Doers of the Word

Doers of the Word: The Calling of the Apostles and the Living Tradition

A Reflection on the Second Sunday after Pentecost

Second Sunday after Pentecost – (Romans §81a (2:10-16) / Saint Matthew §9 (4:18-23)).

Beloved in Christ,

On this Second Sunday after Pentecost, the Holy Church sets before us the divine call by the Sea of Galilee. Our Lord Jesus Christ, walking along the shore, beholds Simon called Peter and Andrew his brother casting their net into the sea, for they were fishermen. To them He saith: “Come after Me, and I will make you fishers of men.” And straightway they left their nets and followed Him. Passing further, He sees James the son of Zebedee and John his brother in the ship with their father, mending their nets; He calls them also, and they immediately leave their nets, their boat, and their father, and follow Him.

Here is no hesitation, no endless deliberation, no weighing of earthly advantages. The Apostles hear the voice of the Master and they act. They abandon the familiar: their daily toil, family obligations, the security of their trade, and they obey without delay. This immediate response marks the beginning of their apostolic labor, a pattern repeated throughout the history of the Church among all who have truly heeded the Gospel.

The Apostolic reading for the day echoes and deepens this truth. The Apostle Paul writes: “For not the hearers of the law are just before God, but the doers of the law shall be justified.” Glory, honor, and peace await every one that worketh good, to the Jew first and also to the Greek. There is no respect of persons with God. Even the Gentiles, who had not the written Law, show by nature the work of the Law written in their hearts, their conscience bearing witness. Knowledge alone does not justify; it is the doing, the active obedience of faith, that bears fruit unto life everlasting.

In our own time, this word strikes with particular force. The spirit of the age urges passivity: endless discussion without resolution, emotional experience without commitment, and a spectator’s religion shaped by modern comforts and ideologies. Against this, the example of the holy Apostles stands as a rebuke and an invitation. True discipleship is active. It demands leaving behind the nets that entangle us, whether worldly cares, attachments to convenience, or the subtle poisons of contemporary thought that weaken family, tradition, and the ordered life of piety.

The Apostles’ calling reveals something deeper still. Though they left their nets and followed, it was Christ Who remained the true Worker. He taught in the synagogues, preached the Gospel of the Kingdom, and healed every sickness and infirmity among the people. The Apostles became instruments of His ongoing ministry. So it continues in the Church He founded. Apostolic succession is not merely a formal chain, but the living transmission of obedient faith and labor in the vineyard of the Lord. The hierarchical priesthood, preserved from the Apostles, ministers the Holy Mysteries, above all the Divine Liturgy, that “common work” (leitourgia) in which the faithful participate with body, mind, and soul. Yet the entire life of the Church is liturgical in spirit: the domestic church of the family at prayer, the formation of children in the fear of God, the study of the Holy Scriptures and the Fathers, the works of mercy, and the preservation of our ancient Slavonic patrimony against the leveling forces of modernity.
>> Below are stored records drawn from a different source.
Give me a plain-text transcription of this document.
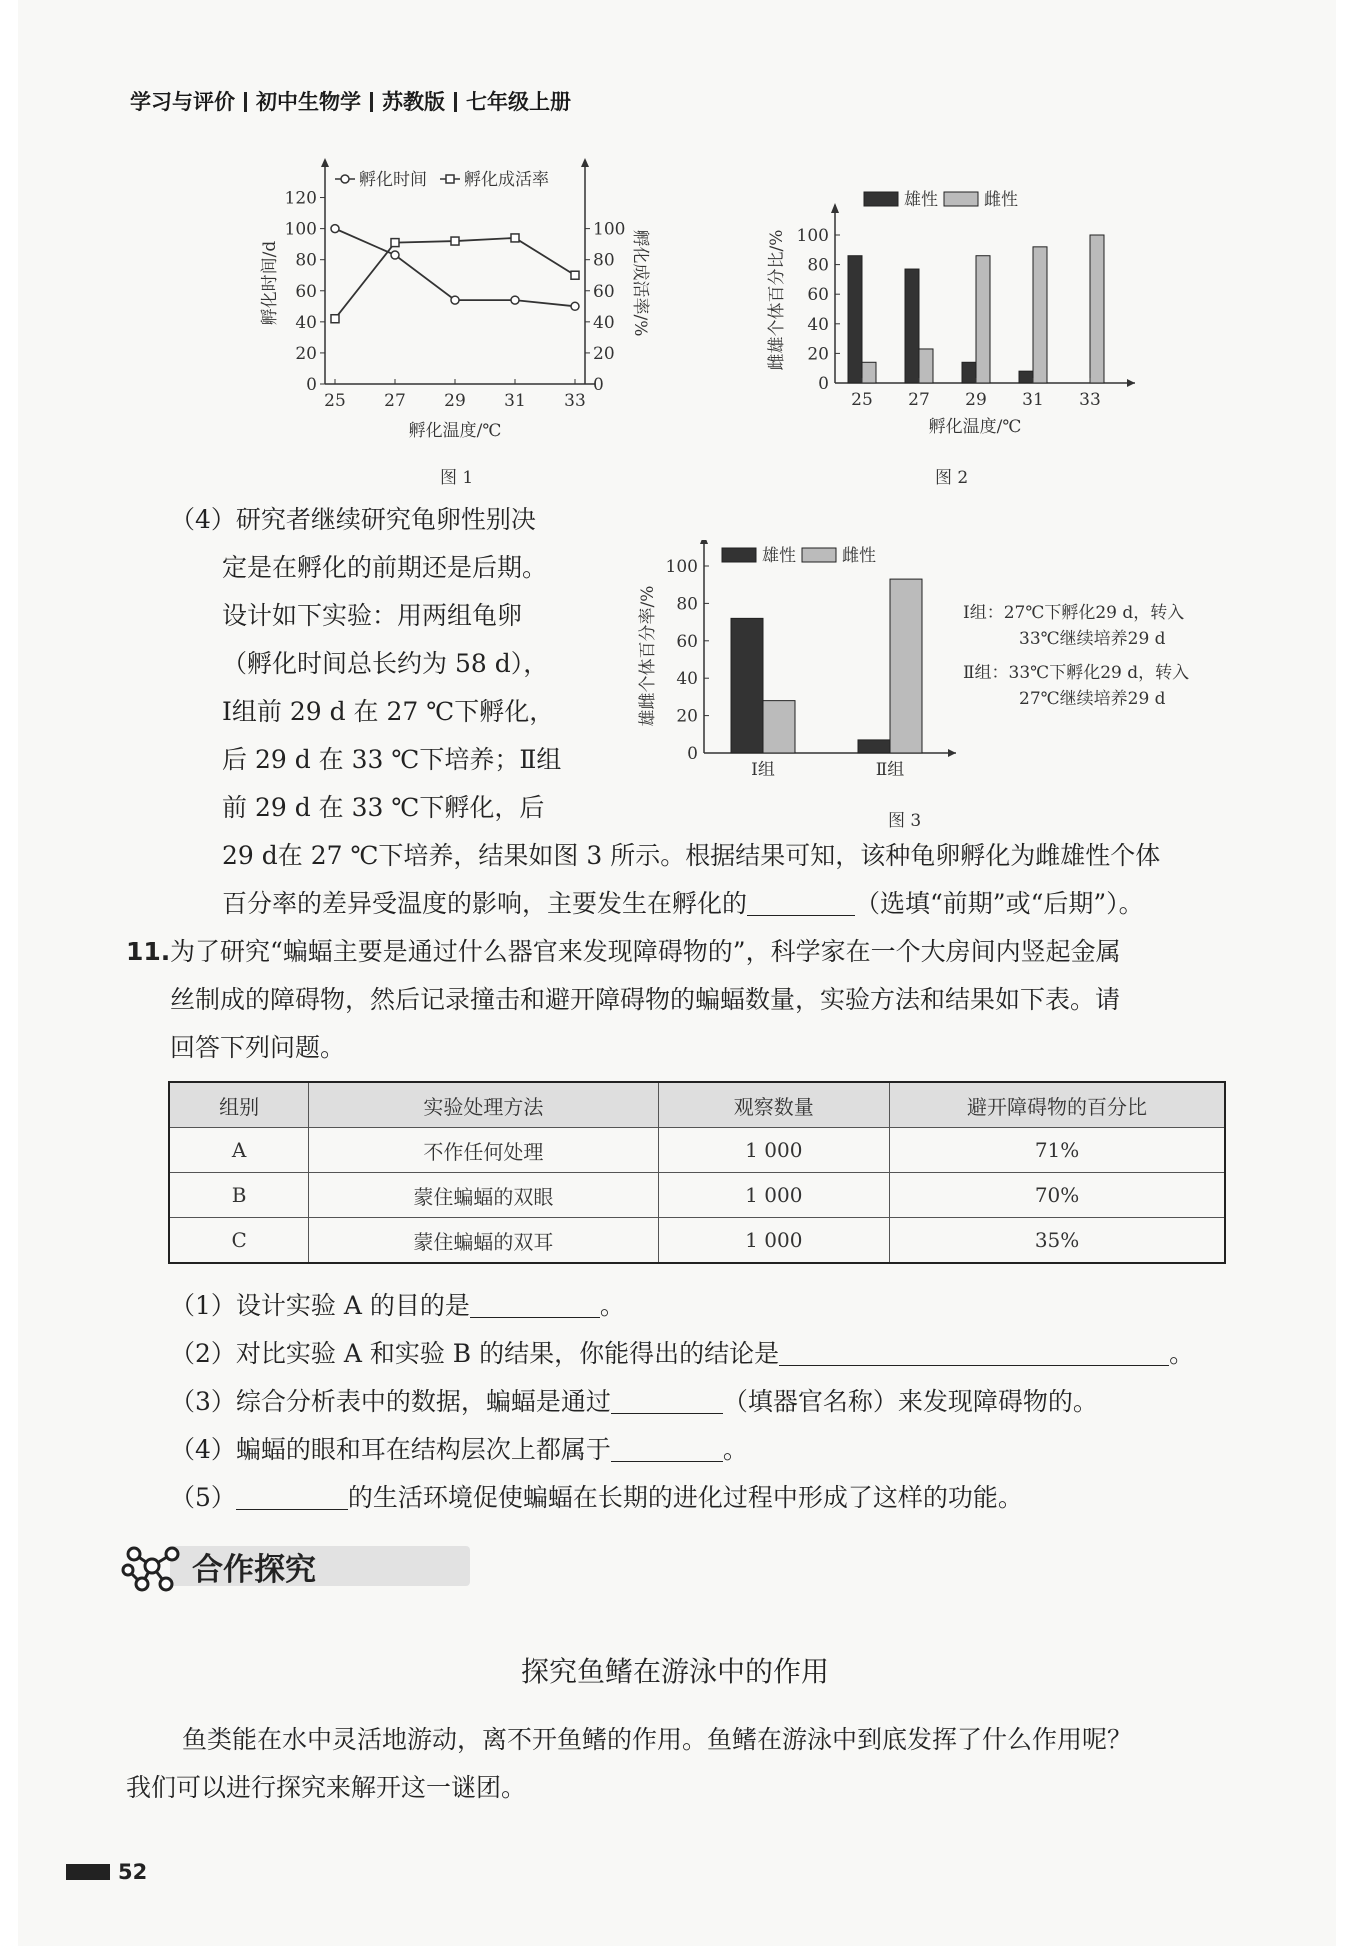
学习与评价 初中生物学 苏教版 七年级上册
0
20
40
60
80
100
120
0
20
40
60
80
100
25 27 29 31 33
孵化温度/℃
孵化时间/d	孵化成活率/%
孵化时间 孵化成活率
图 1
0
20
40
60
80
100
25 27 29 31 33
孵化温度/℃
雌雄个体百分比/%
雄性	雌性
图 2
（4）研究者继续研究龟卵性别决
定是在孵化的前期还是后期。
设计如下实验：用两组龟卵
（孵化时间总长约为 58 d），
Ⅰ组前 29 d 在 27 ℃下孵化，
后 29 d 在 33 ℃下培养；Ⅱ组
前 29 d 在 33 ℃下孵化，后
29 d在 27 ℃下培养，结果如图 3 所示。根据结果可知，该种龟卵孵化为雌雄性个体
百分率的差异受温度的影响，主要发生在孵化的	（选填“前期”或“后期”）。
0
20
40
60
80
100
Ⅰ组	Ⅱ组
雄雌个体百分率/%
雄性	雌性
Ⅰ组：27℃下孵化29 d，转入
33℃继续培养29 d
Ⅱ组：33℃下孵化29 d，转入
27℃继续培养29 d
图 3
11. 为了研究“蝙蝠主要是通过什么器官来发现障碍物的”，科学家在一个大房间内竖起金属
丝制成的障碍物，然后记录撞击和避开障碍物的蝙蝠数量，实验方法和结果如下表。请
回答下列问题。
组别	实验处理方法	观察数量	避开障碍物的百分比
A	不作任何处理	1 000	71%
B	蒙住蝙蝠的双眼	1 000	70%
C	蒙住蝙蝠的双耳	1 000	35%
（1）设计实验 A 的目的是	。
（2）对比实验 A 和实验 B 的结果，你能得出的结论是	。
（3）综合分析表中的数据，蝙蝠是通过	（填器官名称）来发现障碍物的。
（4）蝙蝠的眼和耳在结构层次上都属于	。
（5）	的生活环境促使蝙蝠在长期的进化过程中形成了这样的功能。
合作探究
探究鱼鳍在游泳中的作用
鱼类能在水中灵活地游动，离不开鱼鳍的作用。鱼鳍在游泳中到底发挥了什么作用呢？
我们可以进行探究来解开这一谜团。
52
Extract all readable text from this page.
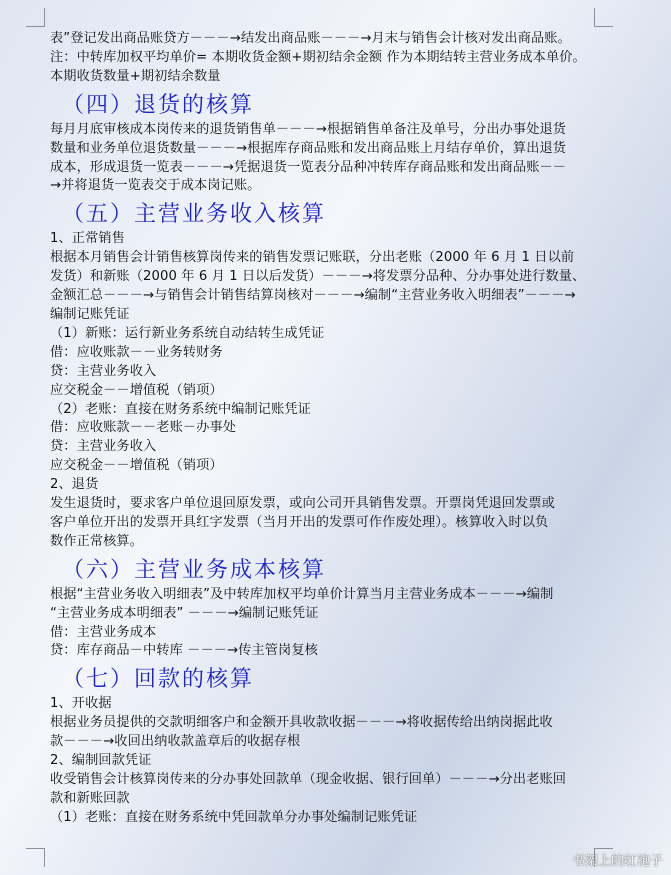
表”登记发出商品账贷方－－－→结发出商品账－－－→月末与销售会计核对发出商品账。
注：中转库加权平均单价= 本期收货金额+期初结余金额 作为本期结转主营业务成本单价。
本期收货数量+期初结余数量
（四）退货的核算
每月月底审核成本岗传来的退货销售单－－－→根据销售单备注及单号，分出办事处退货
数量和业务单位退货数量－－－→根据库存商品账和发出商品账上月结存单价，算出退货
成本，形成退货一览表－－－→凭据退货一览表分品种冲转库存商品账和发出商品账－－
→并将退货一览表交于成本岗记账。
（五）主营业务收入核算
1、正常销售
根据本月销售会计销售核算岗传来的销售发票记账联，分出老账（2000 年 6 月 1 日以前
发货）和新账（2000 年 6 月 1 日以后发货）－－－→将发票分品种、分办事处进行数量、
金额汇总－－－→与销售会计销售结算岗核对－－－→编制“主营业务收入明细表”－－－→
编制记账凭证
（1）新账：运行新业务系统自动结转生成凭证
借：应收账款－－业务转财务
贷：主营业务收入
应交税金－－增值税（销项）
（2）老账：直接在财务系统中编制记账凭证
借：应收账款－－老账－办事处
贷：主营业务收入
应交税金－－增值税（销项）
2、退货
发生退货时，要求客户单位退回原发票，或向公司开具销售发票。开票岗凭退回发票或
客户单位开出的发票开具红字发票（当月开出的发票可作作废处理）。核算收入时以负
数作正常核算。
（六）主营业务成本核算
根据“主营业务收入明细表”及中转库加权平均单价计算当月主营业务成本－－－→编制
“主营业务成本明细表” －－－→编制记账凭证
借：主营业务成本
贷：库存商品－中转库 －－－→传主管岗复核
（七）回款的核算
1、开收据
根据业务员提供的交款明细客户和金额开具收款收据－－－→将收据传给出纳岗据此收
款－－－→收回出纳收款盖章后的收据存根
2、编制回款凭证
收受销售会计核算岗传来的分办事处回款单（现金收据、银行回单）－－－→分出老账回
款和新账回款
（1）老账：直接在财务系统中凭回款单分办事处编制记账凭证
书架上的红袍子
Even in seasons of trial, when the visible ministry of a priest may be hindered by persecution, distance, mortality, or the disorder of this world, the corporate life of faith need not wither. History bears witness: scattered communities have endured by clinging to prayer, the reading of the appointed services, mutual support, and fidelity to the Tradition. Such times call not for innovation, but for deeper rootedness in what has been received. The family altar, the daily cycle of prayer, the singing of the ancient hymns, and the raising of pious generations become the very means by which the light of Christ is kept burning.

This is no counsel of despair, but of sober hope. The same Lord Who called the fishermen by the sea still calls His people today. He Who arose on the third day, granting life to the world, raises us with Himself. As the Resurrectional hymns proclaim, death is vanquished and human nature is exalted. In Him, our ordinary labors, whether in the home, the workshop, or the gathering of the faithful, are transfigured into service of the Kingdom. We become fishers of men not by our own power, but by His.

Let us, therefore, my beloved, examine ourselves. Are we hearers only, or doers of the word? In our homes, let the domestic church flourish with regular prayer, the reading of the Gospel, and the nurturing of children in the uncorrupted Faith. In our communities, let us strengthen one another in charity, guarding the old piety and our precious cultural and religious inheritance from every modernist corruption. Let us leave behind whatever nets hinder us, be it comfort, distraction, or compromise with the spirit of the age, and follow Christ with ready obedience.

Through the prayers of the Holy Apostles Peter, Andrew, James, and John, of Saint Nicholas the Wonderworker, and of the Most Holy Theotokos, may the Lord grant us all to be true doers of His will, steadfast in the ancient Faith until the day of His glorious return.